Our local library was hosting a summer reading program that offered prizes at various levels. The restaurant coupon was one of the higher goals to aim for, but his eight-year-old heart was set on it. (His fourth favorite way to pass time is eating a particularly good batch of French fries in a restaurant).

Pamela Paul, author and editor of the New York Times Book Review, recently wrote for the Times that I’m going about this the wrong way. Reading shouldn’t be rewarded because reading shouldn’t be considered work, she says:

That’s right. You can say no to the back-to-school Read-a-Thon. No three cheers for finishing a book or dollar for every book read. No bonus iPad time if she would please finish one chapter of a single chapter book.

Just as reading shouldn’t be a punishment, it shouldn’t be rewarded. It shouldn’t be work and it shouldn’t be required to earn time for play. Reading isn’t something to plow through determinedly, accounting for each title.

I get her point (and I certainly wouldn’t pay my kid to read).
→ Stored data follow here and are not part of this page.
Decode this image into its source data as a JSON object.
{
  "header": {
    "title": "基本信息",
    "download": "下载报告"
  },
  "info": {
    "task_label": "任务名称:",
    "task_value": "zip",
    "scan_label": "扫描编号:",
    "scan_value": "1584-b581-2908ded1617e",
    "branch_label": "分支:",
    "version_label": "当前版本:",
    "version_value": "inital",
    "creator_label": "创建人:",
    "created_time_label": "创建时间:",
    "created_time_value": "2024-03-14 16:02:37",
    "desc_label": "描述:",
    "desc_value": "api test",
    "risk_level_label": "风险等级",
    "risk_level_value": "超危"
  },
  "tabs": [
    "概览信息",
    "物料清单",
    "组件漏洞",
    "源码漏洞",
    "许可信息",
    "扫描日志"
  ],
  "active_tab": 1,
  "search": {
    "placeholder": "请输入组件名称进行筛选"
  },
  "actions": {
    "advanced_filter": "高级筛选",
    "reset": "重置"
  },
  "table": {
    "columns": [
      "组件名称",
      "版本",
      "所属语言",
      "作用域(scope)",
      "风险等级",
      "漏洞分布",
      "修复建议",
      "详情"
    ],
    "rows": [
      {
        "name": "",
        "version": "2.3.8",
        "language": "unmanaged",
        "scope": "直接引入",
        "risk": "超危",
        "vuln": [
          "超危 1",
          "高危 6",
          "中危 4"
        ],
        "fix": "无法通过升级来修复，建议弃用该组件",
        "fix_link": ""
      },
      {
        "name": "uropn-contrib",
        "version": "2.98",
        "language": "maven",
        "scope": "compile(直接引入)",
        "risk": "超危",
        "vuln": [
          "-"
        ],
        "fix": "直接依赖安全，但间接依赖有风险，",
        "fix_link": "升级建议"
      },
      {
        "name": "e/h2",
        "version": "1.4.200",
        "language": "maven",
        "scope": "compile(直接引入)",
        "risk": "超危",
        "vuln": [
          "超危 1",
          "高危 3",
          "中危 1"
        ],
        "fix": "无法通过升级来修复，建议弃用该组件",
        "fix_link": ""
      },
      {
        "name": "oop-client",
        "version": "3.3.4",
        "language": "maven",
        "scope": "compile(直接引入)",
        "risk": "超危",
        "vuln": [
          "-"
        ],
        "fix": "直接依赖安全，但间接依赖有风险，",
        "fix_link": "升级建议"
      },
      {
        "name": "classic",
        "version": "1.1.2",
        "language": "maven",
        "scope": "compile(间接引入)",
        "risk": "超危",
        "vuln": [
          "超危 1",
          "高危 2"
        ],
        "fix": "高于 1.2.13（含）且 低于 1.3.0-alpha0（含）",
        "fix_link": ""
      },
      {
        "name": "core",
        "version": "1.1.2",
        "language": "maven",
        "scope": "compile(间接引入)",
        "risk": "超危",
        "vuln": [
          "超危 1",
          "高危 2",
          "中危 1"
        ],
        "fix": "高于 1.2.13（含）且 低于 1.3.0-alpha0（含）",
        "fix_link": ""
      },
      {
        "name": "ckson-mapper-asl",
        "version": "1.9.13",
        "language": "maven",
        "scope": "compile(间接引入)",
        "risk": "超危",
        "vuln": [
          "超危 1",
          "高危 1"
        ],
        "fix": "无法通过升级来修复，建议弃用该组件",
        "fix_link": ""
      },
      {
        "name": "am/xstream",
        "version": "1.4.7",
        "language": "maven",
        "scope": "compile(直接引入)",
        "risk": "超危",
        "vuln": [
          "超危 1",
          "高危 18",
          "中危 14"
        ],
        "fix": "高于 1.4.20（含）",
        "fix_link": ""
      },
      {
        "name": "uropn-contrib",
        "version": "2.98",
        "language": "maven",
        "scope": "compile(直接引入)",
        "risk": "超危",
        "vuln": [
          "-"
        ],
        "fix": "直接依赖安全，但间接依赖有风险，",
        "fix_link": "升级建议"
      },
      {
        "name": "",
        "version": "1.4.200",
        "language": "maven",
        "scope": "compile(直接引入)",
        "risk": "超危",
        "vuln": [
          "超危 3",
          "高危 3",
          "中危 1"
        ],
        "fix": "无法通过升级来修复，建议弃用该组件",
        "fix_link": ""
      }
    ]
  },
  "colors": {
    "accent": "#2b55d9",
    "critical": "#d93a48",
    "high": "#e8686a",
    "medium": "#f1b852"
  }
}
But I am trying to build his reading muscles so that reading becomes part of the natural rhythm of this life. And I’m in a bit of a rush because he’s just a few weeks away from turning 9, which is the magical age in which many kids stop reading for fun.
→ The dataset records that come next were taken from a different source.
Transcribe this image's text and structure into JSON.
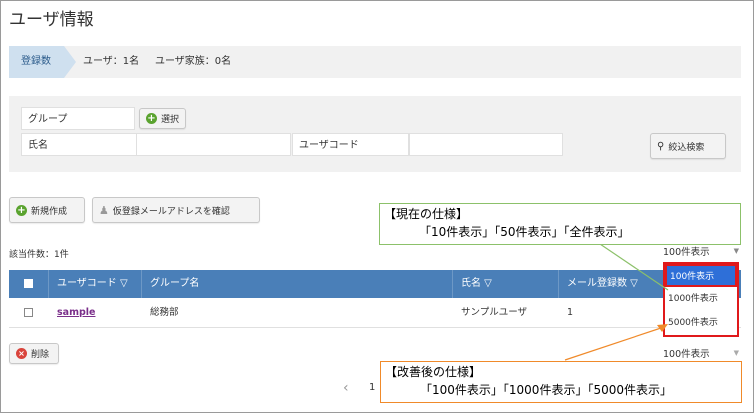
{
  "page": {
    "title": "ユーザ情報"
  },
  "summary": {
    "tab_label": "登録数",
    "users": "ユーザ：1名",
    "family": "ユーザ家族：0名"
  },
  "search": {
    "group_label": "グループ",
    "select_button": "選択",
    "name_label": "氏名",
    "name_value": "",
    "user_code_label": "ユーザコード",
    "user_code_value": "",
    "filter_button": "絞込検索"
  },
  "actions": {
    "new_button": "新規作成",
    "confirm_mail_button": "仮登録メールアドレスを確認"
  },
  "results": {
    "count_text": "該当件数：1件"
  },
  "page_size_selector": {
    "current": "100件表示",
    "options": [
      "100件表示",
      "1000件表示",
      "5000件表示"
    ]
  },
  "table": {
    "columns": [
      "ユーザコード ▽",
      "グループ名",
      "氏名 ▽",
      "メール登録数 ▽"
    ],
    "rows": [
      {
        "user_code": "sample",
        "group": "総務部",
        "name": "サンプルユーザ",
        "mail_count": "1"
      }
    ]
  },
  "bottom": {
    "delete_button": "削除",
    "page_size_value": "100件表示"
  },
  "pagination": {
    "prev_icon": "‹",
    "page": "1"
  },
  "callouts": {
    "current": {
      "title": "【現在の仕様】",
      "body": "「10件表示」「50件表示」「全件表示」",
      "border_color": "#8cc16a"
    },
    "improved": {
      "title": "【改善後の仕様】",
      "body": "「100件表示」「1000件表示」「5000件表示」",
      "border_color": "#f08a2a"
    }
  },
  "colors": {
    "table_header": "#4a7fb8",
    "summary_tab": "#cfe0ef",
    "highlight": "#e0191b",
    "selected_option": "#2e6fd8"
  }
}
So Paul and I will have to agree to disagree on that one; if a restaurant coupon motivates my kid to plow through a few extra books, I’ll happily indulge in some fries with him.

One other suggestion she has, though, that I’ve found especially effective: Let them stay up past their bedtime to read.

Reading is itself a privilege, an advantage and a pleasure. Let’s treat it that way.

Does your child want to stay up late? Let him know that if he wants to read in bed, he can go to sleep half an hour past bedtime. Otherwise, lights out at 8 p.m.

Although my son is perfectly capable of reading on his own, my husband and I still read to him/with him at night. A couple of weeks ago, around the time we were transitioning from the later-than-usual summer bedtime routine to a back-to-school bedtime, we made a decision: Okay, fine, you can stay up a little later if you want to keep reading on your own.

We do put a time limit on it, at least for now. But I know some parents who let their kids stay up as late as they want as long as they’re reading. (After all, they’re bound to fall asleep mid-paragraph at some point like the rest of us.)

Allowing them to push their bedtime back to read feeds their desire to stay up later, makes them feel like a legitimate Big Kid and, as Paul says, it turns reading into a special privilege.